Recently, I read a children’s story book as part of a
university lecture (strange, I know). The book centred on a child’s older pet
cat, which felt left out and annoyed when the child was presented with a new
kitten. After running away, the child
comes in contact with a wise old owl, who tells the cat “it’s the I want in
your tummy that’s making you sad.” Upon hearing this, the cat realised
something profound. We have to accept the present situation we’re in, and we
need to take responsibility for changing our attitude. Sometimes where we are in life is not where
we want to be, sometimes a situation comes up that we never planned on. But in
those moments, it is our choice to let go of the ‘I want’ and accept what is. Because what is, is exactly
what God planned it to be. Because no matter what the outside situation is, we
are still who we are, who God made us, who we were always destined to be. We
have to make the choice to view things from another perspective, to look at
things in a new light, and realise that though things are not as we would like
them to be, we are still who God made us to be. Maybe the problem is not the
problem itself, maybe it is our attitude. Maybe we need to let go of the I
wants, I planned, I hoped, I prayed. Maybe it’s time to let go, and accept what
is. Maybe it’s time to let go and rejoice in today knowing it is the day God
has made. Maybe it is time to know that though we do not have all the answers,
we have THE ANSWER.
I got to learn this lesson the hard way (of course!)

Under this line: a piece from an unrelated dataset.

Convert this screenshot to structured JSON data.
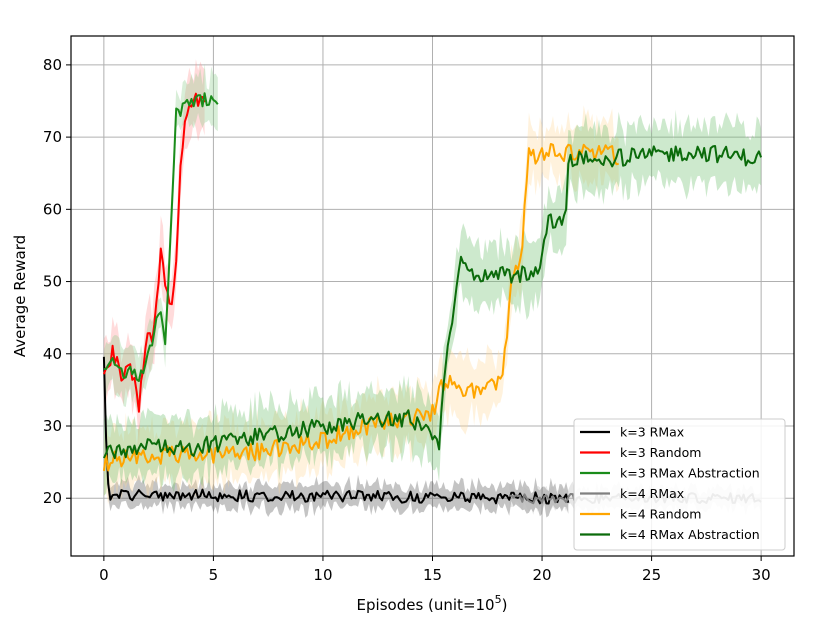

recently. I have always struggled knowing how different my family is from
others. I could see this standard for families, you know the one, and it includes
one Mum, one Dad, and a few siblings who are all related by blood. It includes
kids going to school, growing up, moving out, getting married and having
families all of their own. But that’s not my family. There are many parents involved;
none of my siblings are related by blood fully, with the oldest being in his 30’s,
and the youngest being 3. There’s a lot of stress in our world, and none of our
lives are necessarily how we planned them. So yesterday, when it all came to a
boiling point, where the fear and frustration and stress and doubt, the
uncertainty and anger reached its tensest moment, I had to make a choice. I had
to let go of the ‘I want’ in my tummy. And so as I sat in my car, sobbing and
pouring my heart out to God, this is what I heard Him say: ‘normal is not a standard to live up to. It’s
WHAT IS. It’s who your family is, what your world looks like.’
That picture you have in your head of normal – get rid of
it. Picture you, your life, what happens around you – that’s normal. And once
you know that, give thanks for that.
“Dare to be grateful for every good thing.
And dare to know its all good. That’s what God does: God works everything for
good.” (Ann Voskamp)
Today, kneel down in surrender. Rise up and see from a
different angle. Lie down and stare straight into the face of Jesus. Let go of
the ‘I wants’, the way you wanted things to be. Realise that even when
everything changes, HE NEVER DOES. Our identity is strong and stable in Him. We
can make it through anything in the One Who makes us who we are (Phil 4:13). Be
grateful for your normal, and know that even in the moments where it all seems
bad, we can be grateful for the good things, because it is actually all good.